La Chine est clairement le défi stratégique le plus important pour l’administration Biden. Alors que d’autres États – la Russie, la Corée du Nord, l’Iran – représentent de réelles préoccupations, la Chine est la cible claire de la stratégie de Biden. Non pas que la Chine soit nécessairement l’ennemi. La stratégie fait référence à une « concurrence stratégique » avec la Chine qui comprend à la fois la lutte contre les mouvements agressifs chinois et la coopération lorsque cela est possible. M. Biden insiste sur la nécessité de travailler avec des partenaires dans la gestion du dossier chinois, très différent d’un Donald Trump qui mettait l’emphase sur ses relations personnelles avec le président chinois Xi.

La stratégie indique clairement que l’administration Biden est susceptible d’éviter l’intervention militaire, au moins quand elle le peut. L’ère des « guerres pour toujours », dit-elle, est révolue. Cela est particulièrement vrai pour l’Afghanistan, la stratégie soulignant que M. Biden cherchera à mettre fin, de manière responsable, à l’implication militaire américaine dans le conflit afghan.

L’administration Biden s’inquiète de la retraite de la démocratie, non seulement à l’étranger, mais aussi sur le territoire national. Blinken note qu’« il ne fait aucun doute que notre démocratie est fragile ». C’est un nouveau thème, très frappant, dans le discours de politique étrangère américain.

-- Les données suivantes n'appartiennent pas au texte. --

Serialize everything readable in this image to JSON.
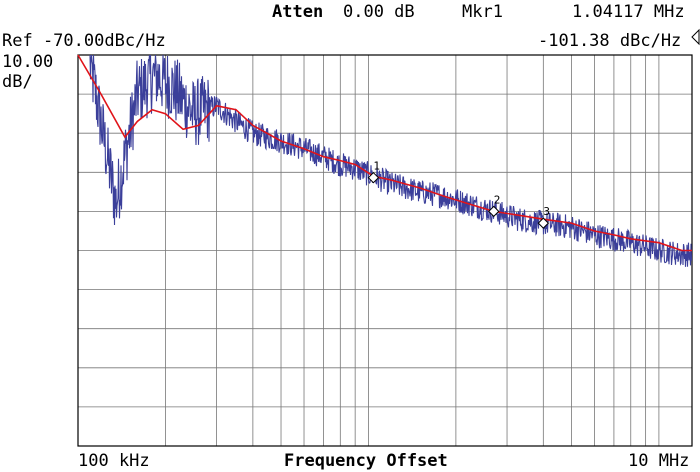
{
  "header": {
    "atten_label": "Atten",
    "atten_value": "0.00 dB",
    "marker_label": "Mkr1",
    "marker_freq": "1.04117 MHz",
    "ref_label": "Ref -70.00dBc/Hz",
    "marker_level": "-101.38 dBc/Hz",
    "scale_value": "10.00",
    "scale_unit": "dB/"
  },
  "colors": {
    "trace": "#3b3f9a",
    "smoothed": "#e0141a",
    "grid": "#777777",
    "frame": "#000000"
  },
  "chart_data": {
    "type": "line",
    "x_scale": "log",
    "xlim_hz": [
      100000,
      13000000
    ],
    "ylim_dbc_hz": [
      -170,
      -70
    ],
    "y_div_db": 10,
    "grid": true,
    "x_start_label": "100 kHz",
    "x_end_label": "10 MHz",
    "xlabel": "Frequency Offset",
    "series": [
      {
        "role": "raw",
        "x_hz": [
          110000,
          135000,
          160000,
          185000,
          210000,
          250000,
          300000,
          350000,
          400000,
          500000,
          600000,
          700000,
          800000,
          900000,
          1040000,
          1200000,
          1500000,
          1800000,
          2200000,
          2700000,
          3300000,
          4000000,
          5000000,
          6000000,
          7000000,
          8000000,
          10000000,
          12000000,
          13000000
        ],
        "y_dbc_hz": [
          -72,
          -108,
          -80,
          -75,
          -78,
          -85,
          -83,
          -87,
          -90,
          -92,
          -94,
          -96,
          -98,
          -99,
          -101,
          -103,
          -105,
          -106,
          -108,
          -110,
          -112,
          -113,
          -114,
          -116,
          -117,
          -118,
          -120,
          -121,
          -121
        ]
      },
      {
        "role": "smoothed",
        "x_hz": [
          100000,
          120000,
          145000,
          160000,
          180000,
          200000,
          230000,
          260000,
          300000,
          350000,
          400000,
          500000,
          600000,
          700000,
          800000,
          900000,
          1040000,
          1200000,
          1500000,
          1800000,
          2200000,
          2700000,
          3300000,
          4000000,
          5000000,
          6000000,
          7000000,
          8000000,
          10000000,
          12000000,
          13000000
        ],
        "y_dbc_hz": [
          -70,
          -80,
          -91,
          -87,
          -84,
          -85,
          -89,
          -88,
          -83,
          -84,
          -88,
          -92,
          -94,
          -96,
          -97,
          -98,
          -101,
          -102,
          -104,
          -106,
          -108,
          -110,
          -111,
          -112,
          -113,
          -115,
          -116,
          -117,
          -118,
          -120,
          -120
        ]
      }
    ],
    "markers": [
      {
        "label": "1",
        "x_hz": 1040000,
        "y_dbc_hz": -101.38
      },
      {
        "label": "2",
        "x_hz": 2700000,
        "y_dbc_hz": -110
      },
      {
        "label": "3",
        "x_hz": 4000000,
        "y_dbc_hz": -113
      }
    ]
  }
}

Tout au long du « siècle américain » et au-delà, les décideurs politiques américains ont constamment dépeint les États-Unis comme une « city on a hill », un brillant exemple démocratique pour le reste du monde. L’administration Biden reconnaît que les divisions partisanes qui ont profondément divisé l’Amérique au cours des dernières années ont affaibli la puissance de cet exemple. La politique de Biden cherchera à renforcer la démocratie aux États-Unis et à l’étranger, en travaillant avec ses alliés contre un autoritarisme croissant.

Les orientations stratégiques de ce type ne s’appliquent pas toujours aux crises nouvelles et imprévues, mais les approches initiales sont claires. Reste à savoir si ce document résistera aux réalités diplomatiques et stratégiques.